Remark: If the initial distribution (for \(R_0\), i.e. \(P(red)=P(R_0)=p,\) \(P(white)=P(\bar{R}_0)=q\)) were the same as the limit distribution \(\pi\) (formula 3.125, \(\pi(red)=\lim P(R_k)=\frac{p-\delta}{1-\epsilon-\delta},\) \(\pi(white)=\lim P(\bar{R}_k)=\frac{q-\epsilon}{1-\epsilon-\delta}\)}, this would be a steady state Markov chain, whose time-reverse process is also a Markov chain with transition probabilities \(M_{ij}^r=\frac{\pi_j}{\pi_i}M_{ji}\) (note that for 2 state chains one always has \(M_{ij}^r=M_{ij}\)). This is precisely condition 3.131. Under this condition it is easy to compute \(P(R_j|R_k)\) with \(j<k\), and in the 2-state case that we are considering, they would be the same as \(P(R_k|R_j)\) (as in 3.134).
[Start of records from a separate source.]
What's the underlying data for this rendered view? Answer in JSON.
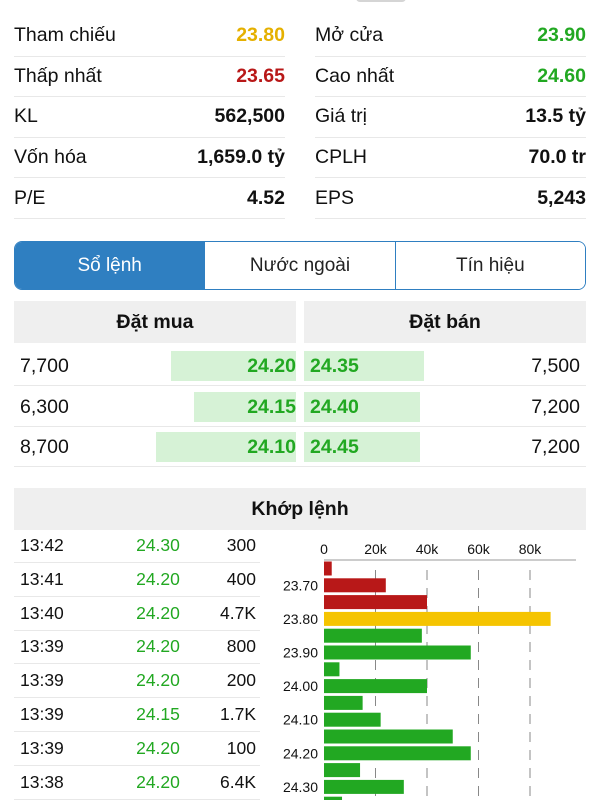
{
  "stats": [
    {
      "left": {
        "label": "Tham chiếu",
        "value": "23.80",
        "color": "ref"
      },
      "right": {
        "label": "Mở cửa",
        "value": "23.90",
        "color": "up"
      }
    },
    {
      "left": {
        "label": "Thấp nhất",
        "value": "23.65",
        "color": "down"
      },
      "right": {
        "label": "Cao nhất",
        "value": "24.60",
        "color": "up"
      }
    },
    {
      "left": {
        "label": "KL",
        "value": "562,500",
        "color": "dark"
      },
      "right": {
        "label": "Giá trị",
        "value": "13.5 tỷ",
        "color": "dark"
      }
    },
    {
      "left": {
        "label": "Vốn hóa",
        "value": "1,659.0 tỷ",
        "color": "dark"
      },
      "right": {
        "label": "CPLH",
        "value": "70.0 tr",
        "color": "dark"
      }
    },
    {
      "left": {
        "label": "P/E",
        "value": "4.52",
        "color": "dark"
      },
      "right": {
        "label": "EPS",
        "value": "5,243",
        "color": "dark"
      }
    }
  ],
  "tabs": [
    {
      "label": "Sổ lệnh",
      "active": true
    },
    {
      "label": "Nước ngoài",
      "active": false
    },
    {
      "label": "Tín hiệu",
      "active": false
    }
  ],
  "order_book": {
    "buy_title": "Đặt mua",
    "sell_title": "Đặt bán",
    "rows": [
      {
        "bid_vol": "7,700",
        "bid_px": "24.20",
        "ask_px": "24.35",
        "ask_vol": "7,500",
        "bid_frac": 0.89,
        "ask_frac": 0.86
      },
      {
        "bid_vol": "6,300",
        "bid_px": "24.15",
        "ask_px": "24.40",
        "ask_vol": "7,200",
        "bid_frac": 0.73,
        "ask_frac": 0.83
      },
      {
        "bid_vol": "8,700",
        "bid_px": "24.10",
        "ask_px": "24.45",
        "ask_vol": "7,200",
        "bid_frac": 1.0,
        "ask_frac": 0.83
      }
    ]
  },
  "matched": {
    "title": "Khớp lệnh",
    "trades": [
      {
        "time": "13:42",
        "price": "24.30",
        "vol": "300"
      },
      {
        "time": "13:41",
        "price": "24.20",
        "vol": "400"
      },
      {
        "time": "13:40",
        "price": "24.20",
        "vol": "4.7K"
      },
      {
        "time": "13:39",
        "price": "24.20",
        "vol": "800"
      },
      {
        "time": "13:39",
        "price": "24.20",
        "vol": "200"
      },
      {
        "time": "13:39",
        "price": "24.15",
        "vol": "1.7K"
      },
      {
        "time": "13:39",
        "price": "24.20",
        "vol": "100"
      },
      {
        "time": "13:38",
        "price": "24.20",
        "vol": "6.4K"
      }
    ]
  },
  "colors": {
    "up": "#22a822",
    "down": "#b81818",
    "ref": "#f5c400",
    "accent": "#2f7fc1"
  },
  "chart_data": {
    "type": "bar",
    "orientation": "horizontal",
    "x_ticks": [
      "0",
      "20k",
      "40k",
      "60k",
      "80k"
    ],
    "xlim": [
      0,
      95000
    ],
    "y_tick_labels": [
      "23.70",
      "23.80",
      "23.90",
      "24.00",
      "24.10",
      "24.20",
      "24.30"
    ],
    "bars": [
      {
        "price": 23.65,
        "value": 3000,
        "color": "down"
      },
      {
        "price": 23.7,
        "value": 24000,
        "color": "down"
      },
      {
        "price": 23.75,
        "value": 40000,
        "color": "down"
      },
      {
        "price": 23.8,
        "value": 88000,
        "color": "ref"
      },
      {
        "price": 23.85,
        "value": 38000,
        "color": "up"
      },
      {
        "price": 23.9,
        "value": 57000,
        "color": "up"
      },
      {
        "price": 23.95,
        "value": 6000,
        "color": "up"
      },
      {
        "price": 24.0,
        "value": 40000,
        "color": "up"
      },
      {
        "price": 24.05,
        "value": 15000,
        "color": "up"
      },
      {
        "price": 24.1,
        "value": 22000,
        "color": "up"
      },
      {
        "price": 24.15,
        "value": 50000,
        "color": "up"
      },
      {
        "price": 24.2,
        "value": 57000,
        "color": "up"
      },
      {
        "price": 24.25,
        "value": 14000,
        "color": "up"
      },
      {
        "price": 24.3,
        "value": 31000,
        "color": "up"
      },
      {
        "price": 24.35,
        "value": 7000,
        "color": "up"
      }
    ]
  }
}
However in this exercise the Markov chain starts from the initial distribution that, in general, is not the steady state distribution, so reversing the time produces a process (indexed by negative integers) which is a Markov chain which is not time-homogeneous. Maybe there is still a way to apply general theory of Markov chains to the problem of “backward inference” in this setting; absent that, we proceed by a direct computation (but observe that the reversed process is connected to the limiting behavior of the result, see below).

As usual, all probabilities are conditioned on \(C\). Equation 3.129 is

\[ P(R_k |R_j) P(R_j) = P(R_j |R_k) P(R_k) \]

Equation 3.118 is

\[P(R_k)=\frac{(p-\delta)+(\epsilon+\delta)^{k-1} (p \epsilon-q\delta)}{1-\epsilon-\delta}\]

Finally equation 3.128 is

\[P(R_k|R_j)=\frac{(p-\delta)+(\epsilon+\delta)^{k-j} (q- \epsilon)}{1-\epsilon-\delta}\]

Plugging in

\[P(R_j |R_k)= \frac{(p-\delta)+(\epsilon+\delta)^{j-1} (p \epsilon-q\delta)} {(p-\delta)+(\epsilon+\delta)^{k-1} (p \epsilon-q\delta)} \frac{(p-\delta)+(\epsilon+\delta)^{k-j} (q- \epsilon)}{1-\epsilon-\delta}\]

If both \(j\) and \(k\) go to infinity but \(k-j\) is kept constant, this converges to

\[P(R_{\infty+d} |R_{\infty})=\frac{(p-\delta)+(\epsilon+\delta)^{d} (q- \epsilon)}{1-\epsilon-\delta},\]

which is precisely the “reversed process” result (for large \(j\) and \(k\) the influence of the initial distribution not being the stationary one has dissipated; in the 2 state case the reversed process is the same as the forward one, but that’s a special feature; when the number of states (i.e. colors) is higher limit behavior of “backward inference” is given by the reversed process).